2 Outre les ethnocides africains, américains et le pillage de ces continents, cette accumulation s’est poursuivie par une traite esclavagiste durant plus de quatre siècles, c’est-à-dire que le capital occidental s’est érigé sur des crimes séculaires contre l’Humanité.

3 L’incompréhension de ce que signifie la prolétarisation des individus dans des fabriques – à savoir le dessaisissement de l’être dans ce qu’il a de plus profond – explique la pérennité d’une téléologie hégéliano-marxiste combinée à un messianisme laïque d’après lesquels il fallait surmonter une contradiction historique ou en passer par une « destruction créatrice » pour atteindre le paradis socialiste…

4 S’il existe une certitude à présent, c’est qu’il est et restera nécessaire de s’opposer par tous les moyens au « développement de forces productives » qui mènent inéluctablement le monde à sa perte. Le changement de propriété juridique de ces forces dévastatrices n’y changera rien.

5 Lorsqu’un siècle et demi plus tard, les œuvres romantiques sont encore qualifiées de « critique artiste » au motif qu’une critique sociale en serait absente, cela manifeste une incompréhension persistante de ce que c’est que la prolétarisation des individus qui sévit à présent sous des formes plus universellement aliénantes que jamais grâce aux gafam et aux États-plateformes.

6 En Occident, la destruction des anciens rapports au monde depuis la fin du xviiie siècle a initié l’ultime étape d’une civilisation qui, pour avoir organisé une régression générale de l’humanité, sera la plus courte de toute l’histoire terrestre, quelle qu’en soit le terme et la forme.

Des ruptures majeures dans l’histoire du vivant

7 L’eugénisme doit être compris comme une transgression de l’interdit du meurtre en temps de paix sous l’égide du mode de connaissance scientifique moderne. La remise en cause de cet interdit du meurtre qui est au fondement de toute vie sociale, a constitué l’essence des « secrets de famille » de l’Occident capitaliste à l’orée du xxe siècle.

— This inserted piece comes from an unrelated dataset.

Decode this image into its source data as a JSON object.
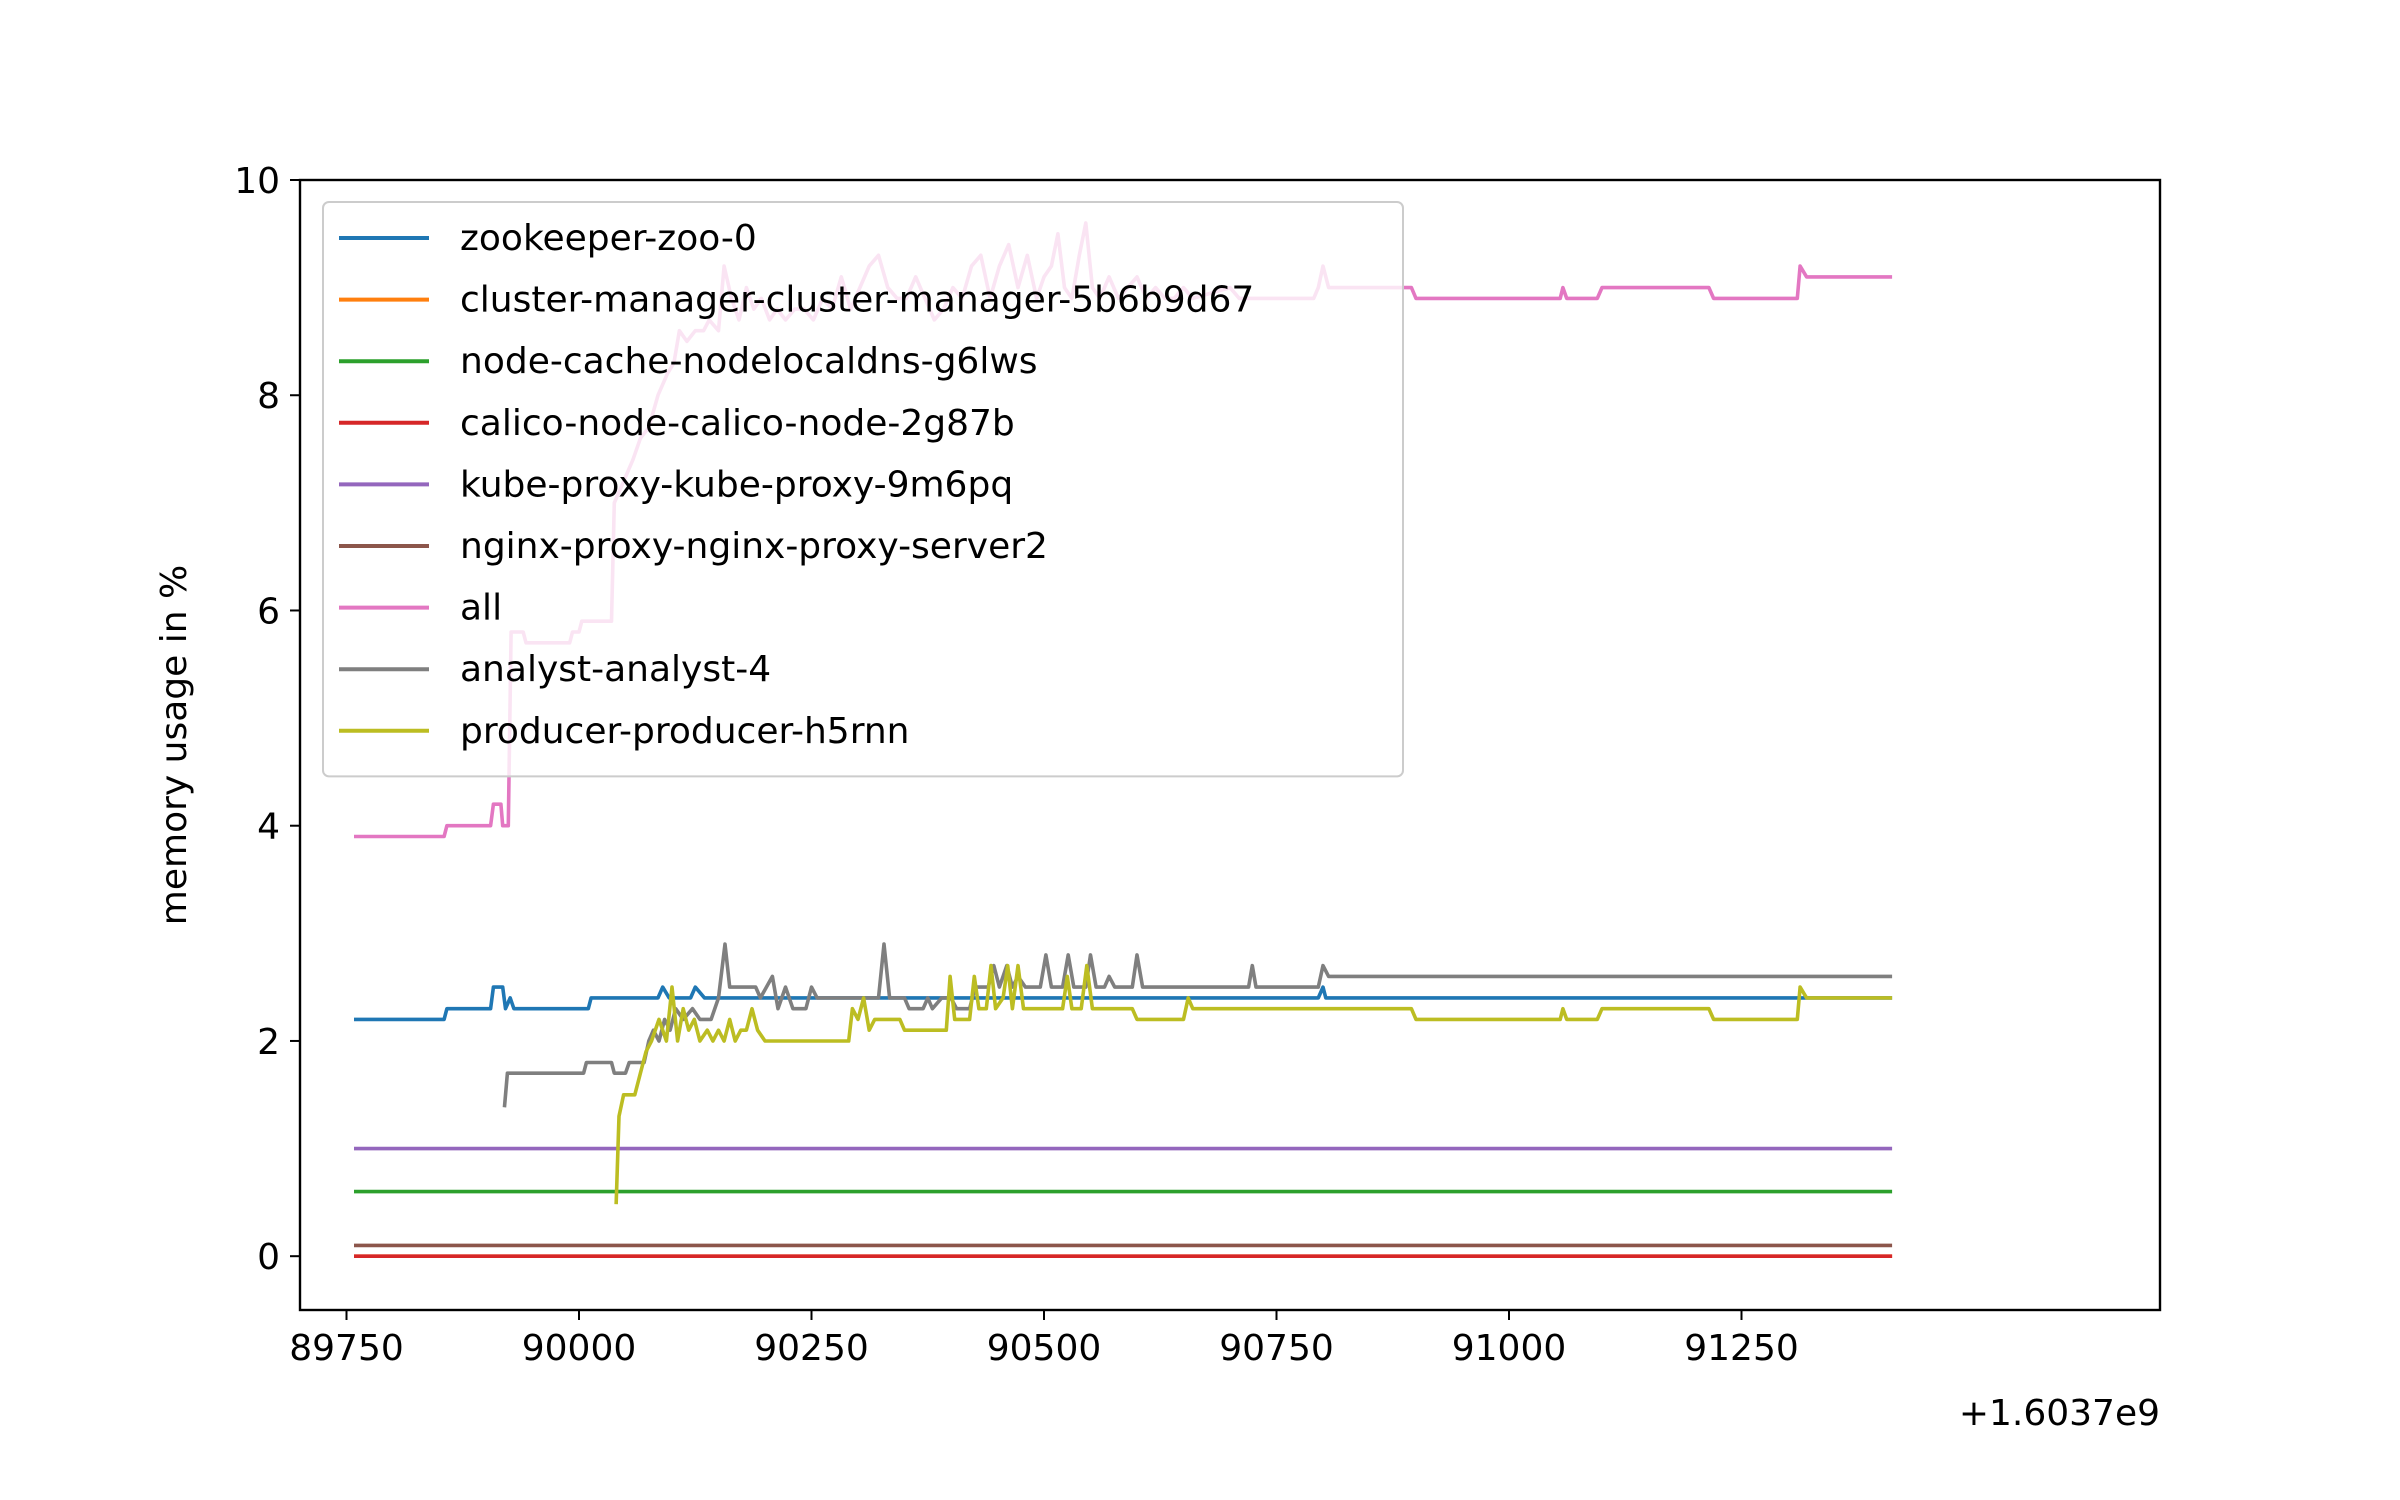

8 Du fait qu’il n’était plus possible d’enterrer les restes des soldats, de rendre un dernier hommage aux morts, ni de faire le deuil d’un aussi grand nombre de disparitions, l’industrialisation de la mort durant la guerre totale de 1914-1918 nous a ramenés deux cent mille ans en arrière dans le lent processus d’hominisation qui a vu la naissance des premières sépultures accompagnées du respect qui fut désormais dévolu aux proches disparus.

9 Après l’eugénisme et la Grande guerre, l’expansion générale d’une industrie acquise au fordo-taylorisme a été l’autre facteur matériel déterminant qui a approfondi une déshumanisation prolétaire qui allait s’étendre à l’échelle planétaire. C’est sur ce terreau mortifère que diverses formes de fascismes se sont alors développées en Occident.

10 Comme le proposent à leur manière les historiens Enzo Traverso et Eric Hobsbawm, la période qui s’étend entre 1914 et 1945 devrait dorénavant être connue sous son vrai nom, celui d’une « guerre de trente ans » qui aura fait des dizaines de millions de morts.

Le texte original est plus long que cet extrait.